Гоблин подавился очередным плевком и обратил на меня внимание.
– Новенькая, что ли? – прищурив желтый глаз, сообразил он.
– Это временно, – заверила я. – Где вещи можно оставить? Тут?
– Нет ничего более постоянного, чем временное, – философски заметил гоблин. – Так что вещи бросай в своей палатке, а здесь нечего мне помещение загромождать.
Я еще раз скептическим взглядом обвела незагроможденное, на его взгляд, помещение, отодвинула в сторону крупный осколок стекла, но наглый зеленомордый сделал вид, что не заметил намека.
Флегматично придвинул с края стола к себе журнал, смахнул с него пыль, открыл и долго смотрел в него с умным видом. Потом широко зевнул, развернул журнал вверх ногами и снова туда уставился.
– Палаточный городок, градовый сектор, десятое строение, – произнес он наконец. – Как звать, адептка?
– Анэлия Рид, но можете не тратить время на запись, через пару часов вычеркивать придется. Я только в деканат сбегаю, – соизволила я предупредить. – Отказную подписать.

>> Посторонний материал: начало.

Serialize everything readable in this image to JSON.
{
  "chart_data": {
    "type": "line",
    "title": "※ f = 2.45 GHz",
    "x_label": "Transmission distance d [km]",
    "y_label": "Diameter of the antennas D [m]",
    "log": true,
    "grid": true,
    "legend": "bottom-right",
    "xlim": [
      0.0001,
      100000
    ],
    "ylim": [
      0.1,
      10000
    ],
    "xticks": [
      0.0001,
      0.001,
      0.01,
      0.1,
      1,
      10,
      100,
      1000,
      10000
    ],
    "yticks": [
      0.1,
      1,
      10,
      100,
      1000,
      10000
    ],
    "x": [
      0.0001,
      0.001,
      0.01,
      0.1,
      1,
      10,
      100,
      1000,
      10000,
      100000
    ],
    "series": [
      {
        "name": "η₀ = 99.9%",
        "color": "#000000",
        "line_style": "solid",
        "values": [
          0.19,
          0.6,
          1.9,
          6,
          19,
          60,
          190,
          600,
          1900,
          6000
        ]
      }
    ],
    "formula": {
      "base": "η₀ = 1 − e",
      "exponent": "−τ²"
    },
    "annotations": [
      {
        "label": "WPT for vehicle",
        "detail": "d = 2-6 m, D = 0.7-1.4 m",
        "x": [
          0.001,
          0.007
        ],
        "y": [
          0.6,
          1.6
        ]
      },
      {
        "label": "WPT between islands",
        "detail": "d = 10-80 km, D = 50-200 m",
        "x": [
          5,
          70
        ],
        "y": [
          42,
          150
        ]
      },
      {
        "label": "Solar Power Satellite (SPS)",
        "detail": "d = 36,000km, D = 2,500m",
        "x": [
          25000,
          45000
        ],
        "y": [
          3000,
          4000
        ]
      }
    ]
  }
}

Он старательно записал мое имя в журнал, проигнорировав предупреждение. Дело хозяйское, мне его чернил не жалко.
– Да-да-да, – обреченно закатил глаза, когда закрыл журнал. – Проходили мы это, с каждым проходили. И «я здесь ненадолго», и «я здесь по ошибке», и «я здесь жить не буду», и «спасите, помогите, выпустите меня отсюда» тоже слышали. И ничего – учатся, живут и не вякают.
– Слабохарактерные у вас адепты просто, – вынесла я вердикт. Куда им до маленькой ведьмочки с большим потенциалом.
– Ну, не скажи, – неожиданно обиделся гоблин. – Для слабохарактерных они с завидным упорством пытаются сжечь мою палатку и взорвать деканат.
– И как? – затаила я дыхание.
– Не горит и не взрывается! – радостно оскалился гоблин, показав мне два ряда заостренных зубов.